Let’s face it – we hear every time about a scandal where companies are caught exploiting their workers for lower wages. H&M and Zara are just some of the brands that have been widely accused of using sweatshops and unethical labor practices in their manufacturing processes. But most of the time, we’re all turning a blind eye because it has helped boost the economies of these countries by providing jobs and opportunities for growth.
In reality, however, this has resulted in a massive layoff trend and the loss of jobs for many people in developed countries. And frankly speaking, there is always going to be a demand for such jobs as well, regardless of the economic circumstances. But because of, the scarce availability, the trend led to higher unemployment rates and lower economic growth in certain regions.
While economic and technological issues play a significant role in layoffs, organizational factors are also a part of this grim reality.
Indeed – most of the time, we can blame the state of society and technological advancements. But layoffs can also occur due to reorganization and restructuring. Companies may choose to simplify operations, reduce employees, or modify the business’s focus. Workers may lose their jobs and have to adjust to new positions, or they may lose their livelihoods entirely.

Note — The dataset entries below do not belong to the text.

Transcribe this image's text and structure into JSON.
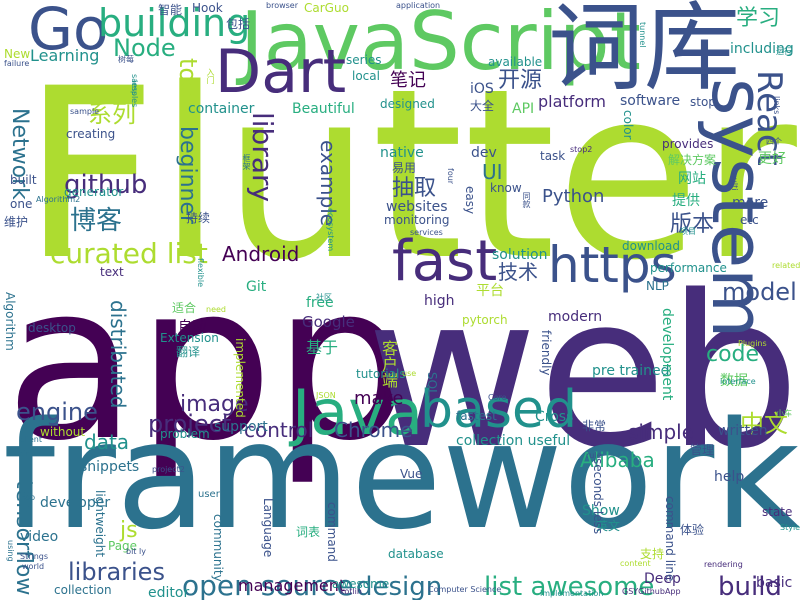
{
  "palette": {
    "dark_purple": "#440154",
    "purple": "#472d7b",
    "indigo": "#3b528b",
    "blue": "#2c728e",
    "teal": "#21918c",
    "green": "#28ae80",
    "lime": "#5ec962",
    "yellow_green": "#addc30",
    "yellow": "#fde725"
  },
  "words": [
    "Flutter",
    "app",
    "web",
    "framework",
    "JavaScript",
    "词库",
    "Dart",
    "system",
    "fast",
    "https",
    "Java",
    "based",
    "Go",
    "building",
    "学习",
    "Node",
    "tool",
    "library",
    "React",
    "开源",
    "笔记",
    "系列",
    "github",
    "博客",
    "curated list",
    "抽取",
    "版本",
    "Android",
    "model",
    "Network",
    "beginner",
    "example",
    "open source",
    "design",
    "build",
    "libraries",
    "engine",
    "image",
    "project",
    "control",
    "Chrome",
    "code",
    "distributed",
    "simple",
    "js",
    "data",
    "中文",
    "Alibaba",
    "list awesome",
    "tensorflow",
    "Python",
    "UI",
    "技术",
    "solution",
    "平台",
    "Google",
    "make",
    "management",
    "platform",
    "software",
    "container",
    "Beautiful",
    "Learning",
    "including",
    "iOS",
    "API",
    "dev",
    "native",
    "websites",
    "more",
    "更好",
    "网站",
    "解决方案",
    "提供",
    "free",
    "high",
    "modern",
    "自动",
    "翻译",
    "基于",
    "客户端",
    "数据",
    "pre trained",
    "development",
    "written",
    "support",
    "help",
    "Deep",
    "basic",
    "editor",
    "awesome",
    "Show",
    "state",
    "Git",
    "Vue",
    "download",
    "performance",
    "NLP",
    "desktop",
    "Algorithm",
    "snippets",
    "developer",
    "tutorials",
    "Cross",
    "fastest",
    "SQL",
    "collection useful",
    "database",
    "英文",
    "支持",
    "体验",
    "管理",
    "非常",
    "community",
    "Language",
    "lightweight",
    "collection",
    "Page",
    "video",
    "text",
    "world",
    "Strings",
    "generator",
    "one",
    "built",
    "creating",
    "维护",
    "持续",
    "适合",
    "Extension",
    "need",
    "without",
    "client",
    "time",
    "user",
    "top",
    "using",
    "bit ly",
    "JSON",
    "seconds less",
    "command",
    "interface",
    "Plugins",
    "related",
    "小车",
    "Style",
    "rule",
    "problem",
    "friendly",
    "use",
    "Core",
    "services",
    "Computer Science",
    "kotlin",
    "GSYGithubApp",
    "rendering",
    "implementation",
    "content",
    "implemented",
    "flexible",
    "ecosystem",
    "etc",
    "provides",
    "stop",
    "project2",
    "links",
    "task",
    "know",
    "multi",
    "stop2",
    "运行",
    "Hook",
    "智能",
    "包括",
    "browser",
    "CarGuo",
    "application",
    "tunnel",
    "New",
    "failure",
    "树莓",
    "入门",
    "Algorithm2",
    "samples",
    "series",
    "local",
    "designed",
    "大全",
    "available",
    "four",
    "框架",
    "monitoring",
    "easy",
    "同款",
    "易用",
    "四个",
    "项目",
    "pytorch",
    "词表",
    "社区",
    "color",
    "command line",
    "less",
    "sample",
    "日常"
  ]
}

This was the case with Microsoft in 2014, where they experienced the largest number of layoffs in the company’s history, cutting off 18.000 positions. Can you imagine? 18.000 people were left without a job from just one company. That’s almost the entire population of South Lake Tahoe in California!
As if that’s not enough, employees might also suffer due to the result of downsizing. Companies may opt to downsize for a variety of reasons, ranging from diminishing income to market shifts. For employees, this might mean losing their job, benefits, and sense of security. Nobody wants that! But unfortunately, it is a reality.
Workers and their families are significantly affected by restructuring and layoffs. Job loss is more than a financial crisis - it may also result in a loss of identity and purpose. The uncertainty and stress of looking for new work can harm one’s mental and emotional well-being. It’s critical to remember that behind every layoff is an actual individual with real challenges and concerns.
Employees, remember! Layoffs are not the consequence of personal failure but rather of bigger forces at work. It is not your fault! If you find yourself in this position, remember to try and navigate this difficult period with optimism and tenacity. Seek assistance from family and friends if you feel like it!